Lucid Stock Ended an 8-Day Losing Streak Tuesday. Why It’s Falling Again.
Stock in electric vehicle startup Lucid has had a brutal time lately. Shares are falling again Wednesday despite some new product news. The recent stock price action has investors asking: What gives? And what can get the stock moving higher again?
Lucid (ticker: LCID) shares dropped for eight consecutive trading sessions coming into Tuesday trading. Tuesday ended the pain when shares rose 5.5%.
Investors might have hoped for another relief rally on Wednesday after the company announced plans to produce a performance version and long range version of its first product: the Lucid Air Dream Edition. It’s an ultra luxury car that will retail for about $170,000. More product configurations and options for buyers is usually good news for EV startups.
The performance version will offer the equivalent of 1,111 horsepower. That’s a lot and can take a rider from zero to 60 miles per hour in about 2 seconds. Barron’s has been in a Air Dream edition for a test drive. It wasn’t a performance model. Still, the acceleration is butterfly inducing.
The long range version will still offer 933 horse power, but should get more than 500 miles of range on a single charge.
Despite the news, shares are dropping, down 3.9% in late trading Wednesday. The S&P 500 and Dow Jones Industrial Average are both up 0.3%. Since shares started the eight day spiral, the stock is off about 10%.
It’s hard for investors to blame something the company did or said. There hasn’t been a lot of news from the company.
Congress might be blamed. The slide started after the a Senate proposal to limit EV purchase tax credits to cars below $40,000 and for people with incomes below $100,000. That would mean no $7,000 or $10,000 tax rebate for buying an Air.
That proposal, however, isn’t binding. Senators can propose non-binding amendments as part of the budget reconciliation process.

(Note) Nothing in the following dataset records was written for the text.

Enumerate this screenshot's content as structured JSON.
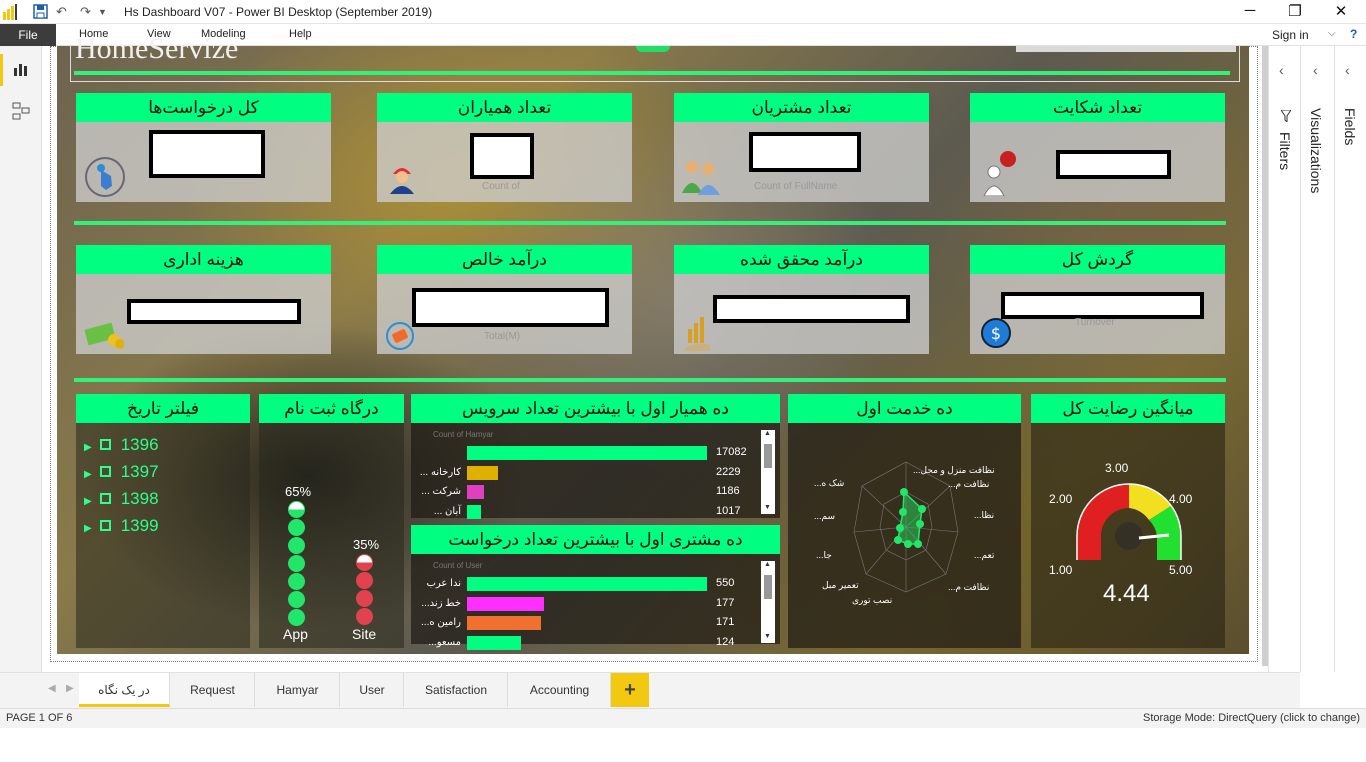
{
  "window": {
    "title": "Hs Dashboard V07 - Power BI Desktop (September 2019)"
  },
  "ribbon": {
    "file": "File",
    "tabs": [
      "Home",
      "View",
      "Modeling",
      "Help"
    ],
    "signin": "Sign in"
  },
  "report": {
    "brand": "HomeServize"
  },
  "kpi_row1": [
    {
      "title": "کل درخواست‌ها",
      "faint": ""
    },
    {
      "title": "تعداد همیاران",
      "faint": "Count of"
    },
    {
      "title": "تعداد مشتریان",
      "faint": "Count of FullName"
    },
    {
      "title": "تعداد شکایت",
      "faint": ""
    }
  ],
  "kpi_row2": [
    {
      "title": "هزینه اداری",
      "faint": ""
    },
    {
      "title": "درآمد خالص",
      "faint": "Total(M)"
    },
    {
      "title": "درآمد محقق شده",
      "faint": ""
    },
    {
      "title": "گردش کل",
      "faint": "Turnover"
    }
  ],
  "filter": {
    "title": "فیلتر تاریخ",
    "years": [
      "1396",
      "1397",
      "1398",
      "1399"
    ]
  },
  "channel": {
    "title": "درگاه ثبت نام",
    "app_pct": "65%",
    "site_pct": "35%",
    "app_label": "App",
    "site_label": "Site",
    "app_color": "#22e66a",
    "site_color": "#e0434f"
  },
  "top_hamyar": {
    "title": "ده همیار اول با بیشترین تعداد سرویس",
    "axis_label": "Count of Hamyar",
    "rows": [
      {
        "cat": "",
        "value": "17082",
        "color": "#00ff80"
      },
      {
        "cat": "... کارخانه",
        "value": "2229",
        "color": "#e0b000"
      },
      {
        "cat": "... شرکت",
        "value": "1186",
        "color": "#e040c0"
      },
      {
        "cat": "... آبان",
        "value": "1017",
        "color": "#00ff80"
      }
    ]
  },
  "top_customer": {
    "title": "ده مشتری اول با بیشترین تعداد درخواست",
    "axis_label": "Count of User",
    "rows": [
      {
        "cat": "ندا عرب",
        "value": "550",
        "color": "#00ff80"
      },
      {
        "cat": "...خط زند",
        "value": "177",
        "color": "#ff30ff"
      },
      {
        "cat": "...رامین ه",
        "value": "171",
        "color": "#f07030"
      },
      {
        "cat": "...مسعو",
        "value": "124",
        "color": "#00ff80"
      }
    ]
  },
  "top_service": {
    "title": "ده خدمت اول",
    "labels": [
      "...نظافت منزل و محل",
      "...نظافت م",
      "...نظا",
      "...تعم",
      "...نظافت م",
      "نصب توری",
      "تعمیر مبل",
      "...جا",
      "...سم",
      "...شک ه"
    ]
  },
  "satisfaction": {
    "title": "میانگین رضایت کل",
    "value": "4.44",
    "ticks": [
      "1.00",
      "2.00",
      "3.00",
      "4.00",
      "5.00"
    ]
  },
  "panes": {
    "visualizations": "Visualizations",
    "fields": "Fields",
    "filters": "Filters"
  },
  "pages": {
    "tabs": [
      "در یک نگاه",
      "Request",
      "Hamyar",
      "User",
      "Satisfaction",
      "Accounting"
    ],
    "add": "+"
  },
  "status": {
    "page": "PAGE 1 OF 6",
    "storage": "Storage Mode: DirectQuery (click to change)"
  }
}
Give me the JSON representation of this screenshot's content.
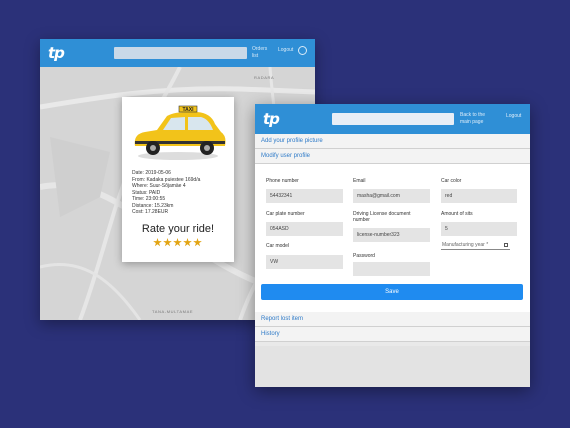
{
  "back_window": {
    "logo": "tp",
    "nav_link": [
      "Orders",
      "list"
    ],
    "logout": "Logout",
    "map": {
      "label_top": "RADARA",
      "label_bottom": "TANA-MULTAMAE"
    }
  },
  "ride_card": {
    "taxi_sign": "TAXI",
    "details": [
      "Date: 2019-05-06",
      "From: Kadaka puiestee 169d/a",
      "Where: Suur-Sõjamäe 4",
      "Status: PAID",
      "Time: 23:00:55",
      "Distance: 15.23km",
      "Cost: 17.28EUR"
    ],
    "rate_text": "Rate your ride!",
    "rating": 5,
    "colors": {
      "star": "#e2a413",
      "taxi": "#f2c31a"
    }
  },
  "front_window": {
    "logo": "tp",
    "back_link": [
      "Back to the",
      "main page"
    ],
    "logout": "Logout",
    "add_picture": "Add your profile picture",
    "modify_profile": "Modify user profile",
    "fields": {
      "phone": {
        "label": "Phone number",
        "value": "54432341"
      },
      "email": {
        "label": "Email",
        "value": "masha@gmail.com"
      },
      "car_color": {
        "label": "Car color",
        "value": "red"
      },
      "plate": {
        "label": "Car plate number",
        "value": "054ASD"
      },
      "license": {
        "label": [
          "Driving License document",
          "number"
        ],
        "value": "license-number323"
      },
      "seats": {
        "label": "Amount of sits",
        "value": "5"
      },
      "model": {
        "label": "Car model",
        "value": "VW"
      },
      "password": {
        "label": "Password",
        "value": ""
      },
      "manufacturing_year": {
        "placeholder": "Manufacturing year *"
      }
    },
    "save_label": "Save",
    "report_lost_item": "Report lost item",
    "history": "History",
    "colors": {
      "primary": "#1f8bf0",
      "header": "#2f8fd6",
      "link": "#2f7bc8"
    }
  }
}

Wall Street hasn’t helped. In fact, Wall Street hasn’t said anything. No analysts cover Lucid stock yet. The company recently completed its SPAC merger and it usually takes a couple weeks for analysts to pick up coverage.
Analyst coverage could be a catalyst for the stock–assuming Wall Street says Buy. There is no guarantee of that, but shares are off by some two-thirds from their all time high, making it a little more likely analysts launch with Buys. Valuation, after all, has come in significantly.
Lucid is still richly valued. Its market cap sits at about $35 billion based on 1.6 billion fully diluted shares outstanding.
Other SPAC-related EV stocks are weak in Wednesday trading. That’s another thing investors can blame. Shares of Lordstown Motor (RIDE), Arrival (ARVL) and Fisker (FSR), for instance, are down 3.1%, 3.5% and 1.4%, respectively.